Türkiye ile Libya’nın BM nezdinde meşru hükümeti arasında Deniz Yetki Alanlarının Sınırlandırılmasına İlişkin Mutabakat Muhtırası, 27 Kasım 2019’da imzalandı. Anlaşma, Türkiye Büyük Millet Meclisi’nde görüşülerek 5 Aralık 2019’da kabul edildi.
Libya Meclis’inden de geçen anlaşma, 12 Aralık 2019’da tescil için Birleşmiş Milletler’e sunuldu. Yunanistan da BM’ye giderek anlaşmaya itiraz etmişti.
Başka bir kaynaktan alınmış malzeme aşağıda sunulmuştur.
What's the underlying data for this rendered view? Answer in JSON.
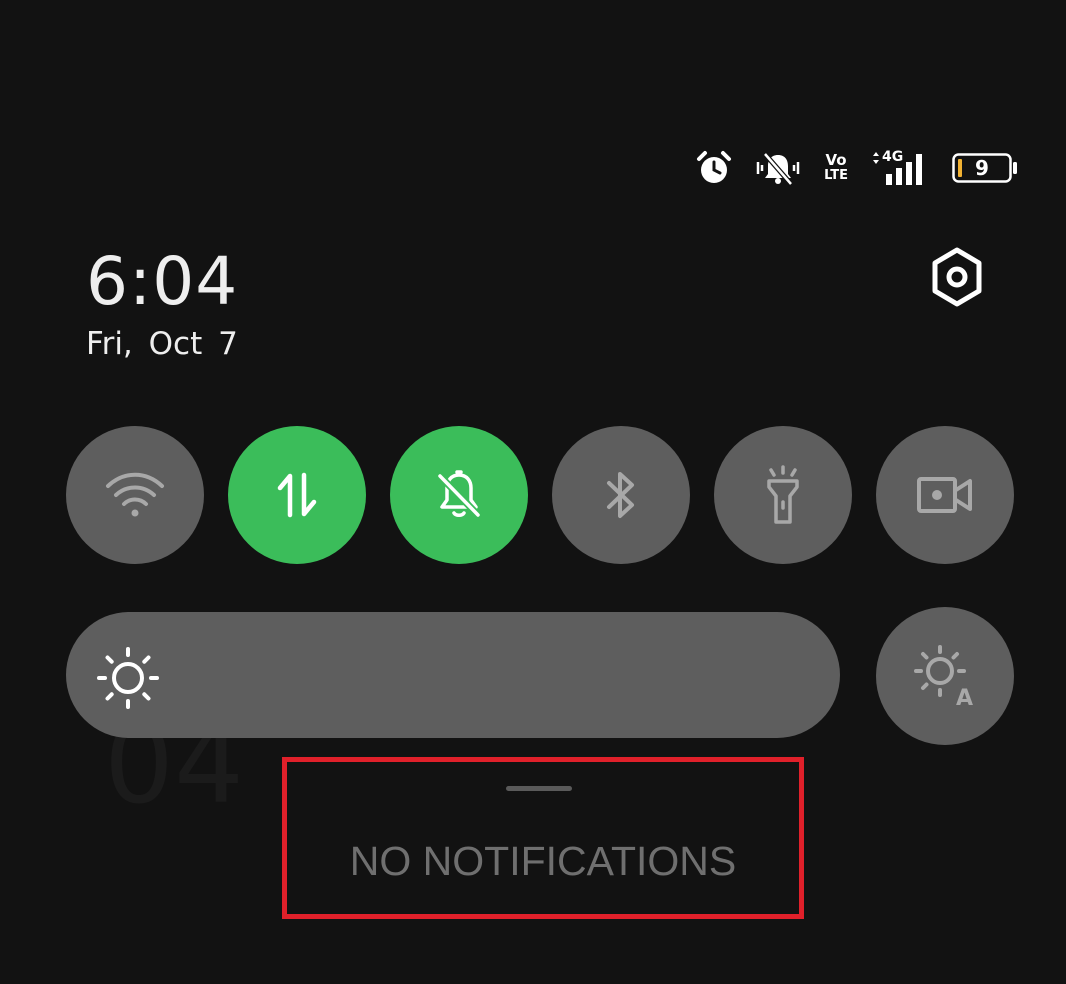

Ancak bu itiraz karşılık bulmadı. BM Genel Sekreteri Antonio Guterres, Türkiye ile Libya arasında imzalanan uluslararası anlaşmayı, idari kapsamda yapılan incelemelerin ardından BM Şartı’nın 102. Maddesi gereği, 30 Eylül’de onayladı.
BM Şartı’nın 102. Maddesinin ilk fırkası gereği, üye ülkeler tarafından sunulan anlaşmalar, mümkün olan en kısa sürede kütüğe işlenerek BM Sekreteryası tarafından yayınlanıyor. Birleşmiş Milletler, söz konusu anlaşmaları, şekil yönünden inceliyor, içeriğe ise girmiyor. Anlaşmanın tescil edilmiş olması, gelen itirazların aksine Serrac Hükümetinin devletlerarası anlaşma yapmaya yetkili olduğunun da tescili anlamını taşıyor. BM Şartının 102. Maddesinin ikinci fırkası gereğince, anlaşma BM kütüğüne işlenmeden uluslararası geçerliliği olmuyor ve üye ülkeler veya anlaşmanın taraflarından herhangi biri anlaşmayı BM’nin bir organı önünde ileri süremiyor. Bu kapsamda, anlaşmanın BM kütüğüne kaydedilmiş olması, anlaşmaya aykırı olası gelişmeler karşısında BM’ye başvurulmasını da mümkün hale getiriyor.
Türkiye ve Libya, deniz yetki alanları sınırlandırma anlaşması için çalışmaları bundan 9 yıl önce başlatmışlardı. 29 Kasım 2010’da dönemin başbakanı Cumhurbaşkanı Erdoğan Libya’ya, beraberinde haritalarla gitti. 2011 yılı başında patlak veren iç savaş çalışmaların rafa kaldırılmasına neden oldu. Libya ile yarıda kesilen görüşmeler Milli Savunma Bakanı Hulusi Akar’ın 5 Kasım 2018’de gerçekleştirdiği Libya ziyaretiyle yeniden başlatıldı. Ancak bu girişimin üzerinden 1 ay geçmeden 2019 başında Hafter harekete geçirildi ve Ulusal Mutabakat Hükümeti’ni devirmeyi amaçlayan Trablus saldırısını başlattı.